Meta-owned WhatsApp, one of the most popular chat apps in the world (if not the most), is designed to switch between peer-to-peer and relayed calls automatically, WhatsApp said.
That choice depends on call latency and which option provides stronger call quality. Sometimes that’s peer-to-peer, sometimes relaying the call through the WhatsApp server is better, according to WhatsApp. Just like Signal, WhatsApp messages and calls are end-to-end encrypted by default.
As of this writing, users don’t have the option to turn off peer-to-peer calls like they do on Signal. But, according to WhatsApp, the company has been rolling out an optional feature — already present in beta versions — that would give WhatsApp users the ability to hide their IP address from other people they’re calling, which the company plans to completely roll out in the coming weeks.
By turning on this feature, all calls will go through WhatsApp servers. In other words, WhatsApp will soon give users the ability to completely opt-out of peer-to-peer calls, just like Signal and Telegram do now.
FaceTime
Apple’s FaceTime, which is also end-to-end encrypted by default, uses peer-to-peer connections for every call, according to Apple’s security documentation.

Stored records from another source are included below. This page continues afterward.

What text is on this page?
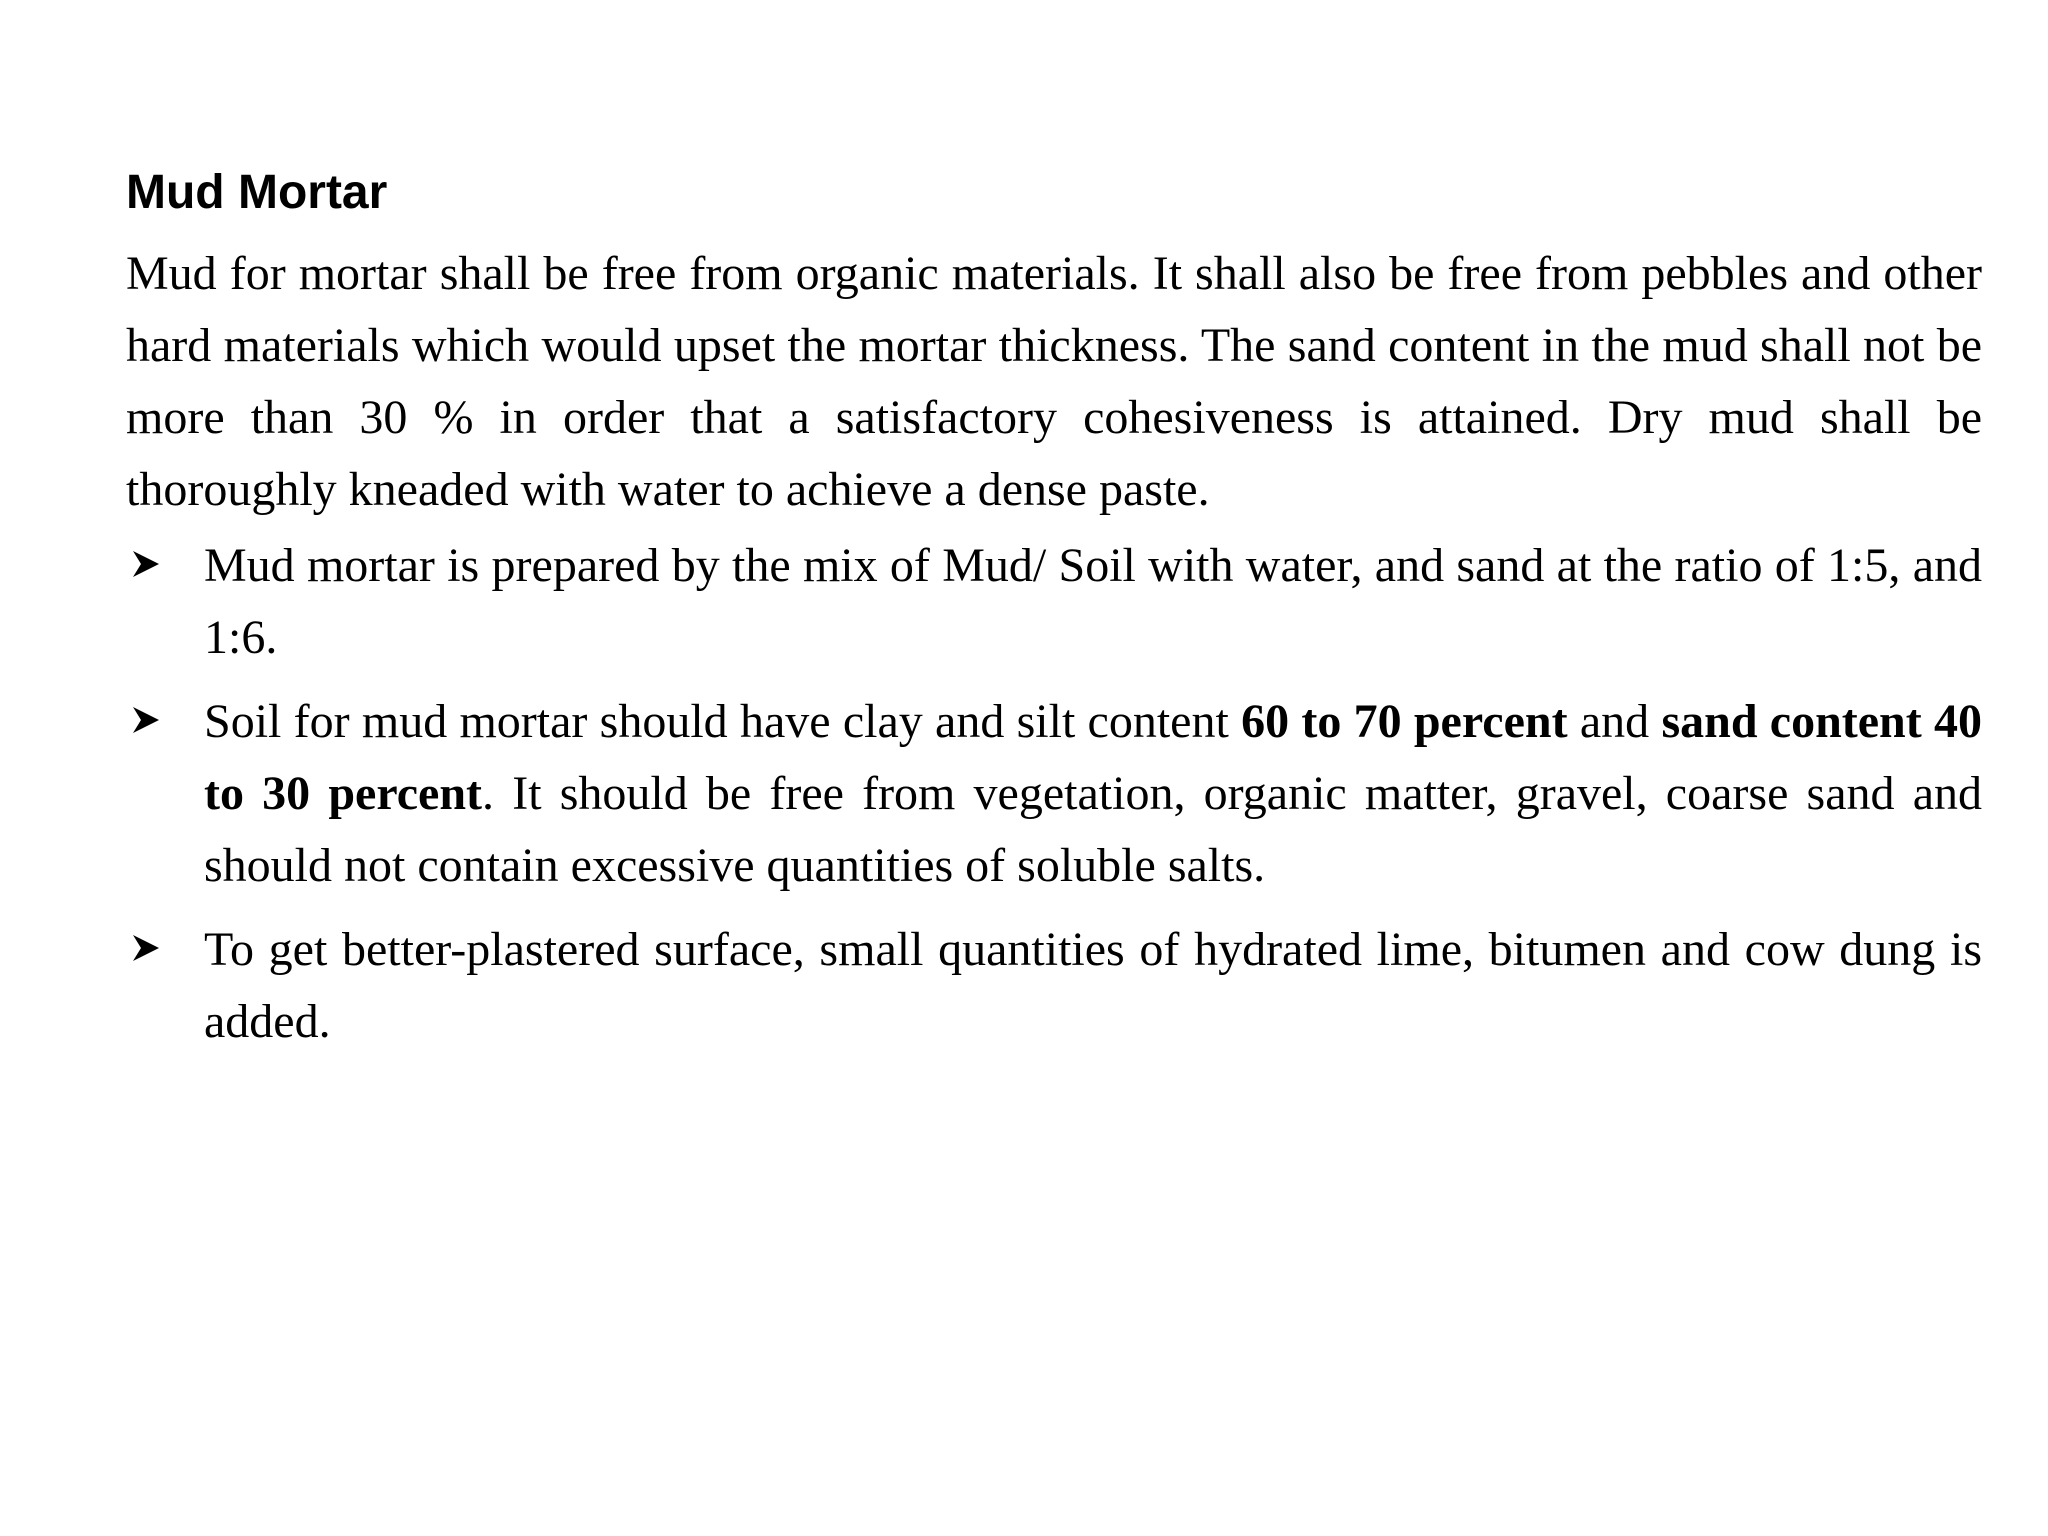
Mud Mortar

Mud for mortar shall be free from organic materials. It shall also be free from pebbles and other hard materials which would upset the mortar thickness. The sand content in the mud shall not be more than 30 % in order that a satisfactory cohesiveness is attained. Dry mud shall be thoroughly kneaded with water to achieve a dense paste.

Mud mortar is prepared by the mix of Mud/ Soil with water, and sand at the ratio of 1:5, and 1:6.
Soil for mud mortar should have clay and silt content 60 to 70 percent and sand content 40 to 30 percent. It should be free from vegetation, organic matter, gravel, coarse sand and should not contain excessive quantities of soluble salts.
To get better-plastered surface, small quantities of hydrated lime, bitumen and cow dung is added.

“When the user answers the call, the audio is seamlessly transmitted from the user’s iPhone using a secure peer-to-peer connection between the two devices,” Apple says in the guide.
There is no option to turn this peer-to-peer connection off. Apple did not respond to a request for comment.
Facebook Messenger
Facebook Messenger makes it clear in a help page that “in audio or video calls between only two people, your IP address will be shared with the other person’s device to establish a peer-to-peer connection.”
“A peer-to-peer connection uses your IP address to connect directly with the person you’re calling to help improve the audio and video quality of your call. While this happens in the background, it may be possible for the other person to discover your IP address,” the page reads.
Meta spokesperson Alex Dziedzan told TechCrunch that “if you answer a call on Messenger, you will share your IP address. You can’t turn off calling as a feature.”
Snapchat
It’s unclear how Snapchat calls work, and whether they leak IP addresses or not. There’s no reference to the use of peer-to-peer calls or whether calls expose IP addresses anywhere on Snapchat’s official website. Snapchat did not respond to requests for comment.
Viber
On its website, Viber says that “peer-to-peer is only used in 1-on-1 calls on Viber.” And that users can choose to turn peer-to-peer communication off so that “your IP address is no longer used in your Viber calls, but it will reduce your call quality.”
To turn off peer-to-peer calls, go to More on the bottom-left corner with the three dots, tap on Settings, then Privacy, scroll down and turn off the toggle for “Use Peer-to-Peer.”
Viber did not respond to a request for comment.
Threema
The privacy-minded messaging app Threema works similarly to Signal. Threema spokesperson Julia Weiss told TechCrunch that calls between “unverified contacts” are “always routed through the Threema server in order to obscure the IP address.”
Users who verify each other, either by scanning their QR code or Threema ID in real life or through contact discovery — a system that allows users to link their Threema ID to their phone numbers or email addresses — will have their calls be peer-to-peer by default.
And, like Signal and Telegram, Threema users can turn off peer-to-peer by default, making all calls go through its relay servers.
To turn that option on, go to Settings, Threema Calls, and then turn on “Always Relay Calls.”